Les
moines sont irremplaçables, parce qu'ils appartiennent à un autre
monde, et nous permettent, à nous les visiteurs, d'en goûter
quelques miettes ….
Ainsi,
ce visiteur : « Dans
la société habituelle, il faut être toujours fort, invincible,
concurrentiel. Ici, la norme, à l’inverse du quotidien, c’est de
pouvoir reconnaître notre faiblesse, notre fragilité. C’est le
seul endroit où je peux me reconnaître tel que je suis. »
F. Stanislas,
reçoit pour aider les personnes qui le visitent à retrouver des
repères : « Les
gens qui viennent me voir, j’essaie
de les mettre en face de leur parole.
Selon moi, la parole a mieux à faire que de résoudre des problèmes
: elle structure l’homme ou la femme qui parle. »
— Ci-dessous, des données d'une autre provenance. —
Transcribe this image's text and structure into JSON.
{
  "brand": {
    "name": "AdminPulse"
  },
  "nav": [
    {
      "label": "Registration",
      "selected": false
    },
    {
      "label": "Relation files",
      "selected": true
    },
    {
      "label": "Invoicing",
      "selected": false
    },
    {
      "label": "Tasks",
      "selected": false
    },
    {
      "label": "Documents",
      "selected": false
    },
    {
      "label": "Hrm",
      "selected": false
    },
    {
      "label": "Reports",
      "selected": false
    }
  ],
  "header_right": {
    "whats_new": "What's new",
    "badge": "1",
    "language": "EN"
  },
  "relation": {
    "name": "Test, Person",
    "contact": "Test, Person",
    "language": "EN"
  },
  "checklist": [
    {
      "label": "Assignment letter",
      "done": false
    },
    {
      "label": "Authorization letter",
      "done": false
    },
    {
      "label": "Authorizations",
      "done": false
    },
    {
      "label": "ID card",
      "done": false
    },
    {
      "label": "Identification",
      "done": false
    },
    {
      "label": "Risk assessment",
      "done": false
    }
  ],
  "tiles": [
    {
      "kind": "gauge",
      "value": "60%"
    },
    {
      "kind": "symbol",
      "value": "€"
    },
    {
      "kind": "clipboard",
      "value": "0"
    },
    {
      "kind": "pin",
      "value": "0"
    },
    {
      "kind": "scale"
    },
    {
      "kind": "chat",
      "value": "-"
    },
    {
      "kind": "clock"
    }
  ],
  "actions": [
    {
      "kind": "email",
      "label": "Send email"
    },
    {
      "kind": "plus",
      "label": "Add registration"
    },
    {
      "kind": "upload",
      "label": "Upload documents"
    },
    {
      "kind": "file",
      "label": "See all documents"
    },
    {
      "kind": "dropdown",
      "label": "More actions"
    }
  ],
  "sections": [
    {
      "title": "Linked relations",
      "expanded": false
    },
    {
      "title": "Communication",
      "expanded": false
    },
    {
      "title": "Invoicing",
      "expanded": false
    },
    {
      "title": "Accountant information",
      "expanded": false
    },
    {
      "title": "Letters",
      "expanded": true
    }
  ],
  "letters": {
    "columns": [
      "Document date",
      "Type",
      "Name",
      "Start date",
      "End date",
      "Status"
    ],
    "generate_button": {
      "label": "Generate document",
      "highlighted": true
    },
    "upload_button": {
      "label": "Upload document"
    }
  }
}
Autres paroles de ces frères, souvent silencieux, et qui ont d'autant de poids
...
« En
entrant ici, on ne largue pas notre humanité. La Parole de Dieu ne
vient pas tout rétablir. Elle n’est d’ailleurs pas de la
guimauve et je pense que notre communauté monastique est très
inspirée du combat de Jacob. Pourtant, il existe une réelle
solidarité intérieure, très profonde, entre nous, mais aussi avec
toute l’humanité, car nous menons le même combat. »
« Avec
mes frères, nous sommes dans le même bateau et j’ai envie qu’il
arrive à bon port. C’est-à-dire, que mes frères trouvent
Dieu », poursuit
le F. David. Sans nul doute, cette quête commune d’un Dieu
jamais totalement saisissable crée-t-elle plus de solides amitiés
que d’irréparables inimitiés : « Bien
sûr, on s’attache aux frères. Quand j’arrive pour les laudes à
6 h 20 chaque matin et que je vois tous ces hommes présents
dans l’église pour prier, je me sens alors regonflé pour toute la
journée. Nous sommes pris en charge autant que nous prenons
en charge », témoigne
le F. Thomas, 82 ans, maître des novices, à En-Calcat
depuis 1951.
« Ceux
qui ne restent pas sont ceux qui se cherchent eux-mêmes. L’unique
question que moi-même et tous mes frères se posent est celle-ci :
“Cherches-tu vraiment Dieu ?” …
« C’est
un défi qui nous est relancé tous les jours avec les frères, une
mise à l’épreuve qui est la structure de notre vie. Quand un
nouveau frère entre dans la communauté et qu’on pressent qu’il
est d’un caractère difficile, on se dit qu’il va beaucoup
déranger. En réalité, c’est Dieu qui nous propose une grâce de
choix et qui nous dit : “Vous allez me découvrir encore plus grand
que vous me croyez, car je me révèle à vous à travers la
différence de ce frère nouveau”. Heureusement, lui aussi va
évoluer. Au monastère, on se bonifie, comme le vin. J’en connais
entrés ici très durs et qui sont devenus très tendres. »
« Au
contraire d’une entreprise qui doit capitaliser pour réinvestir et
se développer, notre monastère n’attend aucun retour sur
investissement. On ne thésaurise pas, on ne garde pas. Certes, il
faut entretenir les bâtiments, soigner l’accueil, mais on
redistribue tout ce qui ne nous est pas nécessaire. Le seul “retour
sur investissement”, si l’on peut dire, c’est notre vie
fraternelle, et cela, ce n’est pas quantifiable ! »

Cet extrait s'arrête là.